In § 2 EBV wird „Bodenmaterial“ als Bodenmaterial im Sinne von § 2 Nummer 6 der BBodSchV n.F. definiert. Und in § 2 Nr. 6 BBodSchV n.F. heißt es: „Bodenmaterial: Material aus dem Oberboden, dem Unterboden oder dem Untergrund, das ausgehoben, abgeschoben, abgetragen oder in einer Aufbereitungsanlage behandelt wird oder wurde. “

In § 2 Abs. 2 BBodSchV n.F. ist außerdem geregelt, dass Mutterboden im Sinne des § 202 Baugesetzbuch dem bodenschutzrechtlichen Begriff des Oberbodens entspricht. Und der Oberboden wird als oberer Teil des Mineralbodens definiert, der einen der jeweiligen Bodenbildung entsprechenden Anteil an Humus und Bodenor-ganismen enthält und der sich meist durch dunklere Bodenfarbe vom Unterboden abhebt, in der Regel Ah-, Aa-, Al-, Ac- und Ap-Horizonte; die organischen O- und L-Horizonte.

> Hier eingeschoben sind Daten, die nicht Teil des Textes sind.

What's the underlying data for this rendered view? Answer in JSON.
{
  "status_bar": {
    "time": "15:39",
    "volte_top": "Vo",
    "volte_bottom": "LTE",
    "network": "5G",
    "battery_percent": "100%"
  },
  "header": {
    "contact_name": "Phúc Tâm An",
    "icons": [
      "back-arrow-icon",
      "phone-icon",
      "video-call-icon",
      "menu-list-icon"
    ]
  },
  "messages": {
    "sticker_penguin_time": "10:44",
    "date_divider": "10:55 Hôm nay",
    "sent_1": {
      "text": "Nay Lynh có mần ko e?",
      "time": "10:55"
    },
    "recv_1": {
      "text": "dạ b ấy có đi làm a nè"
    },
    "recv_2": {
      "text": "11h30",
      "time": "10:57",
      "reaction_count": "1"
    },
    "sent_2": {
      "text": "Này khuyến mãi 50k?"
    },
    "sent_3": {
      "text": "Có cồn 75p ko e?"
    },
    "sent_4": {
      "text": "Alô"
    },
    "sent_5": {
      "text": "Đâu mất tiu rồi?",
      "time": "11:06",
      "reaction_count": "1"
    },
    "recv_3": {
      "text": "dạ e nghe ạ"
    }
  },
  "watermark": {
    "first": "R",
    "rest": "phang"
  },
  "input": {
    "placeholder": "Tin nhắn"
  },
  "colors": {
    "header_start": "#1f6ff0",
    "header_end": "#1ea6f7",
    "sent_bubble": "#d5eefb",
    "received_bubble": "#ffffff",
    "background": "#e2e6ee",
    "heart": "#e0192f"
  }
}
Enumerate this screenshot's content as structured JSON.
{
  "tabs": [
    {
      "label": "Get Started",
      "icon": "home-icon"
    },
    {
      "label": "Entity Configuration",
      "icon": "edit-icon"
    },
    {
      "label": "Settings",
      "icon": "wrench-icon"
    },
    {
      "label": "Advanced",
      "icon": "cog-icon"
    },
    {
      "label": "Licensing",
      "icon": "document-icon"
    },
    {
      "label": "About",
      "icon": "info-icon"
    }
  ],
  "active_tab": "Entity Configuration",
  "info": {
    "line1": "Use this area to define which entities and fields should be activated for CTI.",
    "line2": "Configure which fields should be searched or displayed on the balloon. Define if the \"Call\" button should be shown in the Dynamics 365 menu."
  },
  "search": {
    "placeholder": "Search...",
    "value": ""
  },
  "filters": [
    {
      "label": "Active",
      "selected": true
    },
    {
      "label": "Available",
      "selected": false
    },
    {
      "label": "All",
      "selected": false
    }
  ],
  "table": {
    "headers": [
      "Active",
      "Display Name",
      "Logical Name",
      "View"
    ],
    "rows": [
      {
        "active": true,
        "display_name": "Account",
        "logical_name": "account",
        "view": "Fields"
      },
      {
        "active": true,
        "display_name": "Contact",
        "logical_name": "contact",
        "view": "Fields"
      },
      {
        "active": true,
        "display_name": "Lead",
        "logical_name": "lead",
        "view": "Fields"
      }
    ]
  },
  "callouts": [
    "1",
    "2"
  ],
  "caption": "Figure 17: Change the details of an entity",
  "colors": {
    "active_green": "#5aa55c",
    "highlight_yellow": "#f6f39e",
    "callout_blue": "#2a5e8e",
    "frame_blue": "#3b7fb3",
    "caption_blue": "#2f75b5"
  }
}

Demnach ist ab Inkrafttreten der EBV und novellierten BBodSchV Oberboden und Mutterboden boden- und abfallrechtlich einheitlich definiert. Ob auf dessen Verwendung das Bodenschutzrecht (BBodSchV n.F.) oder das Abfallrecht (EBV) anzuwenden ist, hängt von der Verwendung desselben ab.

Mutterboden kann also ab 1. August 2023 (manchmal) Abfall sein.